Sinds 2011 planten we daarom nieuwe soorten aan die rijker strooisel hebben, zoals de Amerikaanse tulpenboom. En soorten die beter tegen droge zomers kunnen, zoals de moseik.

Meer over hoe we de diversiteit vergroten


Wat doen we?
Machinepaden

Het leven in de bodem moet kunnen ademen en vocht kunnen vasthouden als een spons. Een gezonde humuslaag is daarom luchtig. Dat geldt ook voor de zandlaag eronder.

Maar voor de houtoogst rijden er sinds circa 1960 zware machines kriskras door het bos, die de bodem platrijden. De bodem herstelt soms pas na tientallen jaren.

Met ingang van 2022 mogen machines daarom alleen nog over vaste routes door het bos. Zo kan 90% van de bosbodem vrij ademen en uitgroeien tot een luchtige, levende spons waarin bomen beter groeien. 

Meer over de machinepaden

Wat willen we?
Lokaal ontschorsen

Bomen slaan in hun bladeren, takken, stam en wortels waardevolle nutriënten op. Wanneer de boom wordt omgezaagd en verkocht, verdwijnt een deel van die nutriënten.  Gelukkig laten we de takken altijd al in het bos achter.
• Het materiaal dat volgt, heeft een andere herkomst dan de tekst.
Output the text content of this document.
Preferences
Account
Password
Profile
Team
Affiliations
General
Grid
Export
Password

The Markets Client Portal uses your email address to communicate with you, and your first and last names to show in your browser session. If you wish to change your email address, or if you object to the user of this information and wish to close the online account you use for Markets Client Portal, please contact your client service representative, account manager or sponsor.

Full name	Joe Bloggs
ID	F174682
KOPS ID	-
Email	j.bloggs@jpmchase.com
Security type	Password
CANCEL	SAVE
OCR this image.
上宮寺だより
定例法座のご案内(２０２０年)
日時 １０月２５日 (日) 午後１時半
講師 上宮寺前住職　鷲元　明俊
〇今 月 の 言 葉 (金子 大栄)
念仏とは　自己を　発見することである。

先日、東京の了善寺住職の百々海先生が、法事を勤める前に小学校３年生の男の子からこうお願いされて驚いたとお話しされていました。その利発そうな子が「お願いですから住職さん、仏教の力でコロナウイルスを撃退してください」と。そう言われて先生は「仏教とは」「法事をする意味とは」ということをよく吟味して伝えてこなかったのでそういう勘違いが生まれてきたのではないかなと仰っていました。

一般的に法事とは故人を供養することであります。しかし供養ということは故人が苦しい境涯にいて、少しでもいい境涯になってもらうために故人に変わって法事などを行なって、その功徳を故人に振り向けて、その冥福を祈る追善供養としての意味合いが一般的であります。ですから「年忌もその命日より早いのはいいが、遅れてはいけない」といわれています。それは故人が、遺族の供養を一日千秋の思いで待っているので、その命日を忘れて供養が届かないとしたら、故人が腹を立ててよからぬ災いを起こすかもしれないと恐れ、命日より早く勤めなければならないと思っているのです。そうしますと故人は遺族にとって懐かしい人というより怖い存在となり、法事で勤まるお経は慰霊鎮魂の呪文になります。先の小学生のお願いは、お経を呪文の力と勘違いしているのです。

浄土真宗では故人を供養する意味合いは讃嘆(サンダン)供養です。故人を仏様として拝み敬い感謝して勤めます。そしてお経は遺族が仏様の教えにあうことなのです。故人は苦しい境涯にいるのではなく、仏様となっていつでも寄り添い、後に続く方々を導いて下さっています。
Maar er zitten ook nog nutriënten in de boomstam. En dan vooral in de schors.  De schors gaat nu nog met de boom mee naar de zagerij en zo verdwijnen de nutriënten nodeloos uit het bos.

Daarom willen we bij de volgende oogst dat de stammen ter plekke worden ontschorst. Dat kan machinaal. Liefst meteen daar waar de boom wordt omgezaagd.

Meer over ontschorsen

Wat doen we?
Kleine kapgaten

Soms kappen we om economische of ecologische redenen op iets grotere schaal dan één boom of een groepje bomen. 

Voor een dergelijk 'kapgat' hanteren we nu een maximale doorsnee van twee boomlengtes, dat is 40-60 meter. Dit beperkt de uitdroging van de bodem en bevordert een gemengde verjonging.

NB: in 2015 hebben we op een paar plekken van deze stelregel afgeweken (zie hieronder bij 'Meer weten').

Wat doen we?
Natuurlijke verjonging

Als we ergens hebben gekapt, planten we die ruimte niet meteen weer vol. Waarom? Omdat het niet efficiënt is en omdat de natuur het heel goed zelf kan.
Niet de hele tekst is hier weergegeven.